Hecker nimmt die „Versagung zur Kenntnis“ und möchte „keineswegs nachtreten“. Gleichwohl „hätte man die Verordnung vielleicht anders interpretieren können, zumal der Triathlon in dieser Form schon seit zwölf Jahren besteht“, sagt er.

Der Post SV hatte eigens ein 20-seitiges Hygiene- und Veranstaltungskonzept vorgelegt und sich an den Empfehlungen der Deutschen Triathlon-Union (DTU) orientiert. Die bietet in ihrem Papier die Möglichkeiten für einen „Dreikampf im geschützten Raum“. Der Maschsee-Triathlon in Hannover hängt ebenfalls an diesen Leitfäden. Die Veranstalter in der Landeshauptstadt sind „sehr optimistisch“, ihr Event am 18. Juli ausrichten zu können.

Zu früh gefreut

Der Post SV versprühte bis zuletzt ebenso viel Zuversicht wie die Hannoveraner. Die O-See-Macher jubelten noch am Nachmittag des 28. Mai via Facebook: „Wir. Finden. Statt.“ Doch nur sechs Stunden später entschuldigten sie sich für die zuvor unter den Triathleten verbreitete Euphorie. Mit der Auslegung, der O-See sei keine Sportstätte im Sinne der Verordnung, „hat bislang niemand der Beteiligten gerechnet“. Ein weiteres klärendes Gespräch müsse stattfinden. In dem dann die Ordnungsbehörde des Landkreises Uelzen bei ihrer rechtlichen Einschätzung blieb.

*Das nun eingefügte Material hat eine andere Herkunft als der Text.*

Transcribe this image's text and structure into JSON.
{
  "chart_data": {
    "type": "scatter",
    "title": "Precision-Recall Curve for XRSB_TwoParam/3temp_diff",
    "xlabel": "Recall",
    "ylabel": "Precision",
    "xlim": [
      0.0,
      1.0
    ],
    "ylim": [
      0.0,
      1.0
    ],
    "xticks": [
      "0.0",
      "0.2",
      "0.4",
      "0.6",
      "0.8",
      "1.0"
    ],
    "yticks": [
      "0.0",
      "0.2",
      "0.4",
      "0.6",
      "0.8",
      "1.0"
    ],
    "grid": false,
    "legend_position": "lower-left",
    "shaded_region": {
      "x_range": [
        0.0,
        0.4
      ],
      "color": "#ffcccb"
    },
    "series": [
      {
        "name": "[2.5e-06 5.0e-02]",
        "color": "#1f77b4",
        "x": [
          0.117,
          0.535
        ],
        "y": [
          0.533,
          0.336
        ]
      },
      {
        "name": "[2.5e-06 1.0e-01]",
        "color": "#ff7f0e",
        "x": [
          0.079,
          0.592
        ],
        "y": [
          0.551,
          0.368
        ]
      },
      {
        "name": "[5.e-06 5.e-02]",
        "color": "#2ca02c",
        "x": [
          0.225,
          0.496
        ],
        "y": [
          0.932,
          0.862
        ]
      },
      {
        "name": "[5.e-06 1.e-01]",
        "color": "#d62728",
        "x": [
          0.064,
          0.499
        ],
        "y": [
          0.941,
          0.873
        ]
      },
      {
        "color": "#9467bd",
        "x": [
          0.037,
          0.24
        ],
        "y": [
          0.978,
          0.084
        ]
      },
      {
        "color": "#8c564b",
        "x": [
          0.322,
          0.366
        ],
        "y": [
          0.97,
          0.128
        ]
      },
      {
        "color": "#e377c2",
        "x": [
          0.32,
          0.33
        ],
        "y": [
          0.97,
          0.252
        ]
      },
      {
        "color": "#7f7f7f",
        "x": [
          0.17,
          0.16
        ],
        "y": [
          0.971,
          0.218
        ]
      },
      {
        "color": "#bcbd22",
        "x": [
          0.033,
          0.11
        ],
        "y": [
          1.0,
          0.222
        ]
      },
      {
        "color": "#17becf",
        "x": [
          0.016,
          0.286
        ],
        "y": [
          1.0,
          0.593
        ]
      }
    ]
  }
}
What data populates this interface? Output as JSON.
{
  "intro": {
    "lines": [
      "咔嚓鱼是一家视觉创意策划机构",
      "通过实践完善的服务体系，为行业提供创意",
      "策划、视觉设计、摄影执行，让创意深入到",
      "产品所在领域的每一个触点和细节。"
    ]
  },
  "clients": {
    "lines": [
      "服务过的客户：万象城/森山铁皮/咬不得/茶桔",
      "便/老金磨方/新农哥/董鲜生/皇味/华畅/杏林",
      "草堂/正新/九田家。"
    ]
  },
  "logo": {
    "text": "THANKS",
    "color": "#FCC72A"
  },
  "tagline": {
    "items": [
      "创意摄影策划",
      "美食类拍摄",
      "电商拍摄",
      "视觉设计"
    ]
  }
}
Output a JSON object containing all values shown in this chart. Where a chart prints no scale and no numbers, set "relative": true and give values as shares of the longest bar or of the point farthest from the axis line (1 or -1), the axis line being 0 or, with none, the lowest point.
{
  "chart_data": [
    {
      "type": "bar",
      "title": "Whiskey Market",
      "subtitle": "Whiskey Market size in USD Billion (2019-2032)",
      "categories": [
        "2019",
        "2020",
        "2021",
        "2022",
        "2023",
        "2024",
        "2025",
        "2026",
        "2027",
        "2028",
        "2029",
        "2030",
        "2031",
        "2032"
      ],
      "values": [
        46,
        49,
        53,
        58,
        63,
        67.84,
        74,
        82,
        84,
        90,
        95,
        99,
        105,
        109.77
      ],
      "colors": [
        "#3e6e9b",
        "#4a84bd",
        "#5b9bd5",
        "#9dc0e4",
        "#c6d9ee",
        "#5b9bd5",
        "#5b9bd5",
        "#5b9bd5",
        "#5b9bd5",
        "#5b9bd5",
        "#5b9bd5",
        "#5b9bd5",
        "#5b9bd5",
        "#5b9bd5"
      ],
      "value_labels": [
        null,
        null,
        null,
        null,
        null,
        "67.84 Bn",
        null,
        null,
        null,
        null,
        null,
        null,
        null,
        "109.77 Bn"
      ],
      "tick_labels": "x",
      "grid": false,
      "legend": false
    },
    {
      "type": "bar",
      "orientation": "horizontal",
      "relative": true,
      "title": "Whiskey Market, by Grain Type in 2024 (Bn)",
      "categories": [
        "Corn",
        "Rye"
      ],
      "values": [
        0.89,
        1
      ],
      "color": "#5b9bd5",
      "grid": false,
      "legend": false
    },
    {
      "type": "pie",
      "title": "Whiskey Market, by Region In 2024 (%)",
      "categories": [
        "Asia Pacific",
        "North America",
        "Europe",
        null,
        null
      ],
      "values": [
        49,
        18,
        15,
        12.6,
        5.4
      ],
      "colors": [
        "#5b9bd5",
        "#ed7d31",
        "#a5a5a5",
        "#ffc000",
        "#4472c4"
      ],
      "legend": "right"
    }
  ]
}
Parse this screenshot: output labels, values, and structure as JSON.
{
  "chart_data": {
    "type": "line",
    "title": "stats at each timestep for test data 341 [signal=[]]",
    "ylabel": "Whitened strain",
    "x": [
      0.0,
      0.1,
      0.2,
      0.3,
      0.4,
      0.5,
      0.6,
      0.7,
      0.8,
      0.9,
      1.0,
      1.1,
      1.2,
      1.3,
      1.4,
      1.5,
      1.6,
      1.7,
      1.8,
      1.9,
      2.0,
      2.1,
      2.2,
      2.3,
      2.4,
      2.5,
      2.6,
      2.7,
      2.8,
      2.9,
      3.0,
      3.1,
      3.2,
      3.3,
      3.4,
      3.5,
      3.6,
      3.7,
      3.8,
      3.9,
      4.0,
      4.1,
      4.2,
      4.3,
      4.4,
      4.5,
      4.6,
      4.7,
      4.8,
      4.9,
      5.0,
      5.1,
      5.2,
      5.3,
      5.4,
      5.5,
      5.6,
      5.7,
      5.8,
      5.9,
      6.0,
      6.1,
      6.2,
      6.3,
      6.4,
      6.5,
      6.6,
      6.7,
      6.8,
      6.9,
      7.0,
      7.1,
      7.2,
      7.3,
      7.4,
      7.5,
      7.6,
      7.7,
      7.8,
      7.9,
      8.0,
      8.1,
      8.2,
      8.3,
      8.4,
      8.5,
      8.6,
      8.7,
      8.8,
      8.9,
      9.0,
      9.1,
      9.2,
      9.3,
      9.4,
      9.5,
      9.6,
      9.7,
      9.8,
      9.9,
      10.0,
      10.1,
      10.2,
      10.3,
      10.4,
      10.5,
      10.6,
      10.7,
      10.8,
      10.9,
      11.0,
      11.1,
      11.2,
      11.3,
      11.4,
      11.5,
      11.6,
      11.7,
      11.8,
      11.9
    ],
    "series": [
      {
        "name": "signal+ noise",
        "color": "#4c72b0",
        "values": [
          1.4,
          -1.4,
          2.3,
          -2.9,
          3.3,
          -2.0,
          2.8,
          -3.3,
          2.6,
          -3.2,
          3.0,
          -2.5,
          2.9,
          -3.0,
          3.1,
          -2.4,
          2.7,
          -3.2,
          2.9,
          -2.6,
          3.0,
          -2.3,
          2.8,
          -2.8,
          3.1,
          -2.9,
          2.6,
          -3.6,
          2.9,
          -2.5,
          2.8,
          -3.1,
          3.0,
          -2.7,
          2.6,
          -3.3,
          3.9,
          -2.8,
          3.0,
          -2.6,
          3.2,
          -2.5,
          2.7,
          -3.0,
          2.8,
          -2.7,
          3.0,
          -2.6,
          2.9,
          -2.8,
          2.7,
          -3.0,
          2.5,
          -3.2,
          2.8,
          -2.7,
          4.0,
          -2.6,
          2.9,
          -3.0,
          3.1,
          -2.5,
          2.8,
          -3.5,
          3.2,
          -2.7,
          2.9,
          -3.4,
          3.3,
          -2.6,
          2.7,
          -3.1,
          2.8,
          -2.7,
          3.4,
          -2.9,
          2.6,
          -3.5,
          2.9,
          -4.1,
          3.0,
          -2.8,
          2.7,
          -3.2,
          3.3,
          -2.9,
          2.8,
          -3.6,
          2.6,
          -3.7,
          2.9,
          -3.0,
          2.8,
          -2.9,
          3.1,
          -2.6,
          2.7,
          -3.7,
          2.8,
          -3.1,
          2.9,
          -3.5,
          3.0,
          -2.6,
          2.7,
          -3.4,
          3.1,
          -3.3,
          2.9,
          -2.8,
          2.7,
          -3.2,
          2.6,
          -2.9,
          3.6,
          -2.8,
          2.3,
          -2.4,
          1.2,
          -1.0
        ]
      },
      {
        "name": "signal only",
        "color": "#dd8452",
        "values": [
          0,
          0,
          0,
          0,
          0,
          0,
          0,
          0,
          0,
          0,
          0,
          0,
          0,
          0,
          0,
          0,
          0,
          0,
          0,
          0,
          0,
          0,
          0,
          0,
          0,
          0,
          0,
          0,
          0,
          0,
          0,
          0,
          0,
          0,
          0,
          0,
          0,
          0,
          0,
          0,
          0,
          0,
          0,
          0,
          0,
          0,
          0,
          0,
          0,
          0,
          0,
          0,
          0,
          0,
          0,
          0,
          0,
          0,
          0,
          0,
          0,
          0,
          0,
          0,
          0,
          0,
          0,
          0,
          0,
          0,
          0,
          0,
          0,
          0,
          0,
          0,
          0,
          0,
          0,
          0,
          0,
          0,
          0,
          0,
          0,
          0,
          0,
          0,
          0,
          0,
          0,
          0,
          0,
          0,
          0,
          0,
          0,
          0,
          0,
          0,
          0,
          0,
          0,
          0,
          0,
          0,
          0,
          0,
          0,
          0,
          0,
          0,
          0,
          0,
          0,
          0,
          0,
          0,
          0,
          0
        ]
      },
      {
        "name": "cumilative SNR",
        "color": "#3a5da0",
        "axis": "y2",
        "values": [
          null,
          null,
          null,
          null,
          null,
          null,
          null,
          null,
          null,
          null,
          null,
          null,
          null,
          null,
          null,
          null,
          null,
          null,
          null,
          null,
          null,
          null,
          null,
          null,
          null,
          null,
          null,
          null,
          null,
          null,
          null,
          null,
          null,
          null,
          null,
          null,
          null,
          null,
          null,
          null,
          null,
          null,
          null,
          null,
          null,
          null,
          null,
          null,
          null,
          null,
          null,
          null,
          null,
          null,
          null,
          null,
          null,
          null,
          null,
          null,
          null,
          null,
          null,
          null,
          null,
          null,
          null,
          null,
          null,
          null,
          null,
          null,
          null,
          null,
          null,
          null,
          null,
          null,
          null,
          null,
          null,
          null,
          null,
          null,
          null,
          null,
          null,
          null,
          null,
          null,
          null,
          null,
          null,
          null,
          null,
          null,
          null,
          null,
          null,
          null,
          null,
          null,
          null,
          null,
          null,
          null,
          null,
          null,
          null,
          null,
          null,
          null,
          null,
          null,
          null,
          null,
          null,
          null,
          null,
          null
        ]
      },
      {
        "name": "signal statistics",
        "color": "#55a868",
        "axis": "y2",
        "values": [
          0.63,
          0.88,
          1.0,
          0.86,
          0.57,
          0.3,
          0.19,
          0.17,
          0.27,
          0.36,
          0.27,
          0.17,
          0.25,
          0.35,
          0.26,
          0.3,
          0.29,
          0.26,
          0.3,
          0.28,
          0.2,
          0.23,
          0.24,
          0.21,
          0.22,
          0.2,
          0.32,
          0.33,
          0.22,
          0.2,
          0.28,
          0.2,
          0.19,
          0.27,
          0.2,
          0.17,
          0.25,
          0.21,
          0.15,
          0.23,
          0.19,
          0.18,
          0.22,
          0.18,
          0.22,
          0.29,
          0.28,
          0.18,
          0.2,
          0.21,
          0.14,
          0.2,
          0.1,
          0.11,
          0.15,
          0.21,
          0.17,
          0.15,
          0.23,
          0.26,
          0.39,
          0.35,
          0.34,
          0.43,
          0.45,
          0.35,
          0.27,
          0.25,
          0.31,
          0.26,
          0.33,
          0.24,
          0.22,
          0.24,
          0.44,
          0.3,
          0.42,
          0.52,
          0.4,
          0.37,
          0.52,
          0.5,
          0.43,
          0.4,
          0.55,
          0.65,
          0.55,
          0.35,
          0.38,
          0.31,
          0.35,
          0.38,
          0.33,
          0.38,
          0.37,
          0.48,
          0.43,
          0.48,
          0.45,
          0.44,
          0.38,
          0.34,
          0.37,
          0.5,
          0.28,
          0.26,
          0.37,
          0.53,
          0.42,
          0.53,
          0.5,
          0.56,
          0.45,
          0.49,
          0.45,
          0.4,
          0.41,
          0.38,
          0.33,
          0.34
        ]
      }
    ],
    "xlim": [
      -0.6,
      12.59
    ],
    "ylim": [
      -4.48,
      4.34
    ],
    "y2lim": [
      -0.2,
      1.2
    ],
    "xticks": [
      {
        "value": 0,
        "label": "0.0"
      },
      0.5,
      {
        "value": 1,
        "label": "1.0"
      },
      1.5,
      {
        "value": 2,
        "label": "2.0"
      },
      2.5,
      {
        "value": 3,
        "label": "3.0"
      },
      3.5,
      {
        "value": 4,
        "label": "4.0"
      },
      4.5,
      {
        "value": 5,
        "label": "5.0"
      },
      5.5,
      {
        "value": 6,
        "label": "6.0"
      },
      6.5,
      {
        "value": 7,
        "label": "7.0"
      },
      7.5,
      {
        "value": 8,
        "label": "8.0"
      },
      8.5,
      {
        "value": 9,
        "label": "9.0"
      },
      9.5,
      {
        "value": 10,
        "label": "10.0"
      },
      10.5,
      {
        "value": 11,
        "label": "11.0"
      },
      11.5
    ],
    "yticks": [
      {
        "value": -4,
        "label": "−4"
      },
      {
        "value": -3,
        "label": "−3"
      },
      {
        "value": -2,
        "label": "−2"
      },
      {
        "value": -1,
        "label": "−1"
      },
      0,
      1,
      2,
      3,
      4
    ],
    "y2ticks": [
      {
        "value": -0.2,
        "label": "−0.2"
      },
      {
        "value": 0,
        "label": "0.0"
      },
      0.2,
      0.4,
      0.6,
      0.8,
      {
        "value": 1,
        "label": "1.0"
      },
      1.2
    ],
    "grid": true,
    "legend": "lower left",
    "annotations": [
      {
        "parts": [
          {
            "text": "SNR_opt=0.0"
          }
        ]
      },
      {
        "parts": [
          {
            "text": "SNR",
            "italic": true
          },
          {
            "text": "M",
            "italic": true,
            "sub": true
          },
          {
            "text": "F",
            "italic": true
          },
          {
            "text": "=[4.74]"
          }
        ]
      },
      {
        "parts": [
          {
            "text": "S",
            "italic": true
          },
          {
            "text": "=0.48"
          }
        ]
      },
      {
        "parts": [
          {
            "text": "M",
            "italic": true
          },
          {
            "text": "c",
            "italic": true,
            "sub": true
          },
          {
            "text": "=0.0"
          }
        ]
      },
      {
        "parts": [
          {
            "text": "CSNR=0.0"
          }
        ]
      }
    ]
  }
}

„Sehr bedauerlich“, sagt Markus Hecker, „zumal die Hansestadt Uelzen, allen voran Bürgermeister Jürgen Markwardt, und das Ordnungsamt die Veranstaltung wirklich ermöglichen wollten“. Auch das Gesundheitsamt des Landkreises habe nach Prüfung und kleineren Anmerkungen „unser 20-seitiges Hygiene- und Veranstaltungskonzept für ,unbedenklich“ erachtet. Daraufhin hatten wir uns schon gefreut...“, erklärt Hecker.

Der Termin für den 13. O-See-Triathlon 2021 steht unterdessen fest: Er steigt am Sonntag, 27. Juni 2021.